Employment saw little economy-wide growth in our boom years. Manufacturing jobs, if anything, shrank. But we continued to celebrate. Youth flocked to low-productivity service-sector jobs, such as those in hotels and restaurants, security and other services. The dependence on such jobs on one hand and high-skilled services on the other was bound to make Indian society more unequal.
And then, there is agriculture, an elephant in the room. If and when farm-sector reforms get implemented, celebrations would once again be premature. The vast majority of India’s farmers have small plots of land, and though these farms are at least as productive as larger ones, net absolute incomes from small plots can only be meagre.
A further rise in farm productivity and consequent increase in supply, if not matched by a demand rise, especially with access to export markets, would result in downward pressure on market prices for farm produce and a further decline in the net incomes of small farmers.
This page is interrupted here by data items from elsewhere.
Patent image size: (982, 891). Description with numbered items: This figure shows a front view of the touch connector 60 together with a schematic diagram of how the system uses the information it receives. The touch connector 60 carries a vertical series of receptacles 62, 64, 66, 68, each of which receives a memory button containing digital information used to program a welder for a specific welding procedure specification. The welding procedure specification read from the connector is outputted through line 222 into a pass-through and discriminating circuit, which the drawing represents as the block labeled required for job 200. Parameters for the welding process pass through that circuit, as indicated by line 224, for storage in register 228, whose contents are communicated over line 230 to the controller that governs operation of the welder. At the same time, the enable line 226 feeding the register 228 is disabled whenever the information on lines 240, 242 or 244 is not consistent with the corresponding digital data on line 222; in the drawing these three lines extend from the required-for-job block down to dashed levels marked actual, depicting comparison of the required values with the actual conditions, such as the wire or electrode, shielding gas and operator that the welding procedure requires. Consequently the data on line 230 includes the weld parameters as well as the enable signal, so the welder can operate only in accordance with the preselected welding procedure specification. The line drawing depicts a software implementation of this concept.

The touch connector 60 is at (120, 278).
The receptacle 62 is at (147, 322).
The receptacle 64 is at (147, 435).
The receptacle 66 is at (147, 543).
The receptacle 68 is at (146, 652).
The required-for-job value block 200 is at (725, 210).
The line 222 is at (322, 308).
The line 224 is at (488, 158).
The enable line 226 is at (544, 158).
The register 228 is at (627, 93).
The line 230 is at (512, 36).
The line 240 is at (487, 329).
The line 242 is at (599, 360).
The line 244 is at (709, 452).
We should learn from what John Treacy did right. He didn’t give up, and pushed for the finish line like it was his only chance at winning. Treacy had years of long-distance practice. The same goes for our economy. A long grind is required to build up its base before we can win and celebrate. And Ovett did not blame anyone for his loss. We play the blame game. Everyone else, right from China and the US to ‘greedy corporates’, seems to be responsible for our failures.
We have lowered absolute poverty levels and had technology-based successes like Aadhaar and digital access to public services. But there are no short cuts to good quality and adequate healthcare and education services. We must remain optimistic but stay firmly away from the optimism bias.
In the end, it is not about how we start, but how we finish. The disastrous second wave of covid and our inability to manage it is a ghastly reminder of this fact.